Как-то после уроков ребята класса окружили меня, потом бросились и повалили на пол, я отбивался долго – тогда, до Кушнаренкова, я был еще сильный. Но несколько ребят держали правую руку, несколько – левую, на ногах уселась целая куча, двое держали голову. Один, самый трахомный, у него были совсем больные, почти слипшиеся глаза, поплевал на пальцы, долго тер свои гнойные глаза, потом опустился на колени и стал тереть этими пальцами мои глаза. Зрителями этой сцены были девочки пятого класса: они стояли полукругом и что-то быстро говорили – наверное, все-таки осуждали ребят. Была весна, я кое-как окончил пятый класс и сказал маме, что больше ни за что не буду учиться в этой школе. Вот почему осенью мама повела меня в районный центр Кушнаренково, где была русская школа.

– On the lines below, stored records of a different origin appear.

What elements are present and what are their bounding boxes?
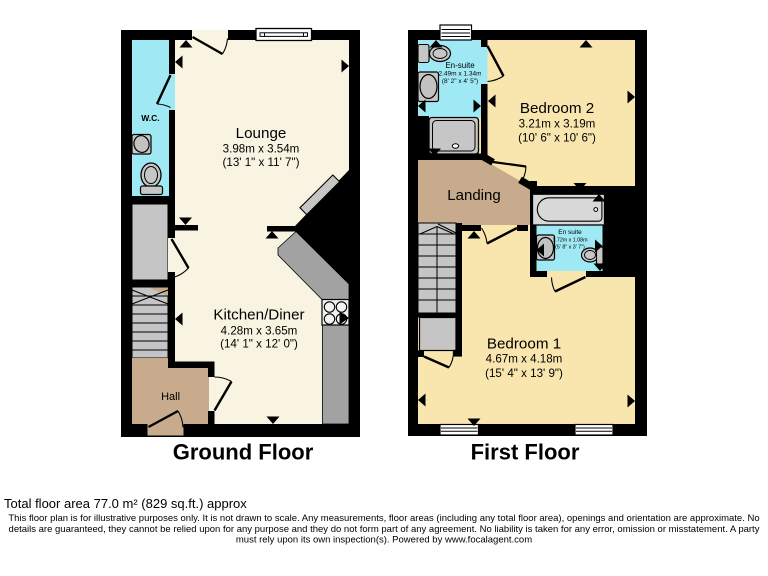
- svg-text:First Floor: First Floor: [471, 440, 580, 465]
- svg-text:Total floor area 77.0 m² (829: Total floor area 77.0 m² (829 sq.ft.) ap…: [4, 496, 247, 511]
- svg-text:Landing: Landing: [447, 187, 500, 204]
- svg-text:3.98m x 3.54m: 3.98m x 3.54m: [223, 143, 300, 156]
- svg-text:(14' 1" x 12' 0"): (14' 1" x 12' 0"): [220, 338, 298, 351]
- svg-text:This floor plan is for illustr: This floor plan is for illustrative purp…: [8, 513, 759, 524]
- svg-text:Hall: Hall: [161, 391, 180, 403]
- svg-text:(8' 2" x 4' 5"): (8' 2" x 4' 5"): [442, 78, 478, 85]
- svg-text:2.49m x 1.34m: 2.49m x 1.34m: [439, 71, 482, 78]
- svg-text:Ground Floor: Ground Floor: [173, 440, 314, 465]
- svg-text:Bedroom 1: Bedroom 1: [487, 336, 561, 353]
- svg-text:Lounge: Lounge: [236, 125, 287, 142]
- svg-text:(15' 4" x 13' 9"): (15' 4" x 13' 9"): [485, 367, 563, 380]
- svg-text:W.C.: W.C.: [141, 113, 159, 123]
- svg-text:3.21m x 3.19m: 3.21m x 3.19m: [519, 118, 596, 131]
- svg-text:(10' 6" x 10' 6"): (10' 6" x 10' 6"): [518, 132, 596, 145]
- svg-text:1.72m x 1.08m: 1.72m x 1.08m: [552, 238, 588, 244]
- svg-text:En-suite: En-suite: [445, 61, 475, 70]
- svg-text:Bedroom 2: Bedroom 2: [520, 100, 594, 117]
- svg-text:Kitchen/Diner: Kitchen/Diner: [213, 307, 304, 324]
- svg-text:4.28m x 3.65m: 4.28m x 3.65m: [221, 325, 298, 338]
- svg-text:details are guaranteed, they c: details are guaranteed, they cannot be r…: [9, 524, 760, 535]
- svg-text:En suite: En suite: [558, 229, 582, 236]
- svg-text:must rely upon its own inspect: must rely upon its own inspection(s). Po…: [236, 535, 532, 546]
- svg-text:(5' 8" x 3' 7"): (5' 8" x 3' 7"): [555, 245, 585, 251]
- svg-text:(13' 1" x 11' 7"): (13' 1" x 11' 7"): [223, 156, 300, 169]
- svg-text:4.67m x 4.18m: 4.67m x 4.18m: [486, 353, 563, 366]
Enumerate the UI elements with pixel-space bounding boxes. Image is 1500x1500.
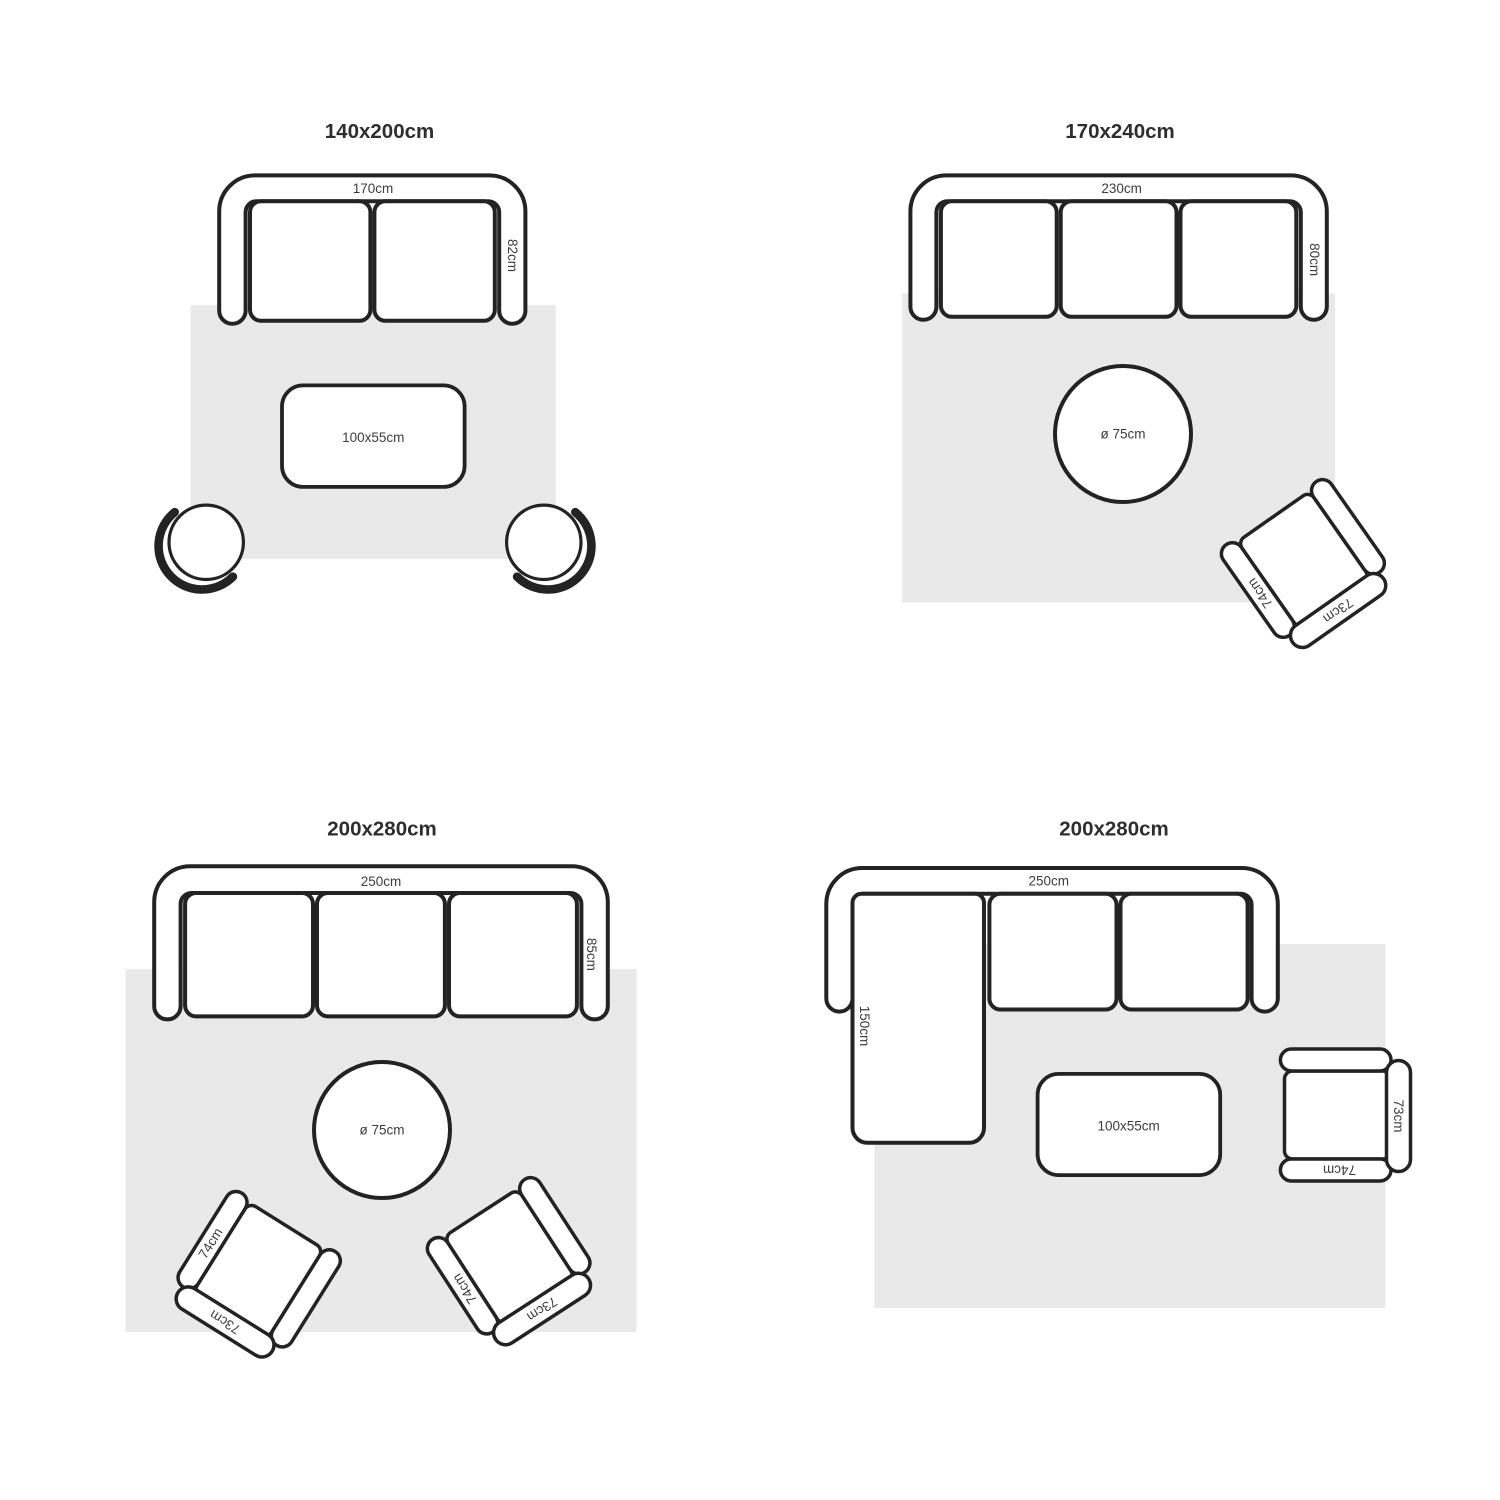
svg-text:250cm: 250cm [1029,874,1070,889]
svg-text:ø 75cm: ø 75cm [1100,427,1145,442]
svg-text:85cm: 85cm [584,938,599,971]
svg-text:170cm: 170cm [353,181,394,196]
svg-text:82cm: 82cm [505,239,520,272]
svg-text:250cm: 250cm [361,874,402,889]
svg-text:ø 75cm: ø 75cm [359,1123,404,1138]
svg-text:100x55cm: 100x55cm [342,430,404,445]
svg-text:230cm: 230cm [1101,181,1142,196]
svg-text:74cm: 74cm [1323,1163,1356,1178]
svg-text:200x280cm: 200x280cm [1059,818,1168,841]
svg-text:100x55cm: 100x55cm [1097,1119,1159,1134]
svg-text:80cm: 80cm [1307,243,1322,276]
svg-text:150cm: 150cm [857,1006,872,1047]
svg-text:140x200cm: 140x200cm [325,120,434,143]
svg-text:200x280cm: 200x280cm [327,818,436,841]
svg-text:170x240cm: 170x240cm [1065,120,1174,143]
svg-text:73cm: 73cm [1391,1099,1406,1132]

Кто сказал: укрыться сном? Жизнь шла под бесцветным покрывалом, вернее, топталась на месте. Ни своего угла, ни мебели, ни постельного белья – пусть; ни друзей, ни книг, ни бумаги – пусть; но не стало желания читать, рисовать, ходить в школу, делать уроки! Черный зверь того и гляди откусит задницу, слезящаяся трахома, несколько картошек на всем базаре, собирание колосков на предзимнем поле. Я в Шарыпове их тоже собирал, отдирая примерзшие от земли. Потом запретили собирать колоски: началась «горловая болезнь», люди умирали в 2-3 дня – чума. И постоянный, как горб, голод – бир, ике, эшь, дурт. Как же благодарен я был Леле Гончаровой за то, что приснилась она мне однажды. Однажды за четыре года просто приснилось ее лицо. Несколько дней я ходил счастливый, и много дней потом, хотя прошли и обида, и детская влюбленность, я был благодарен ей: она напомнила, что есть иной, без покрывала, высокий мир.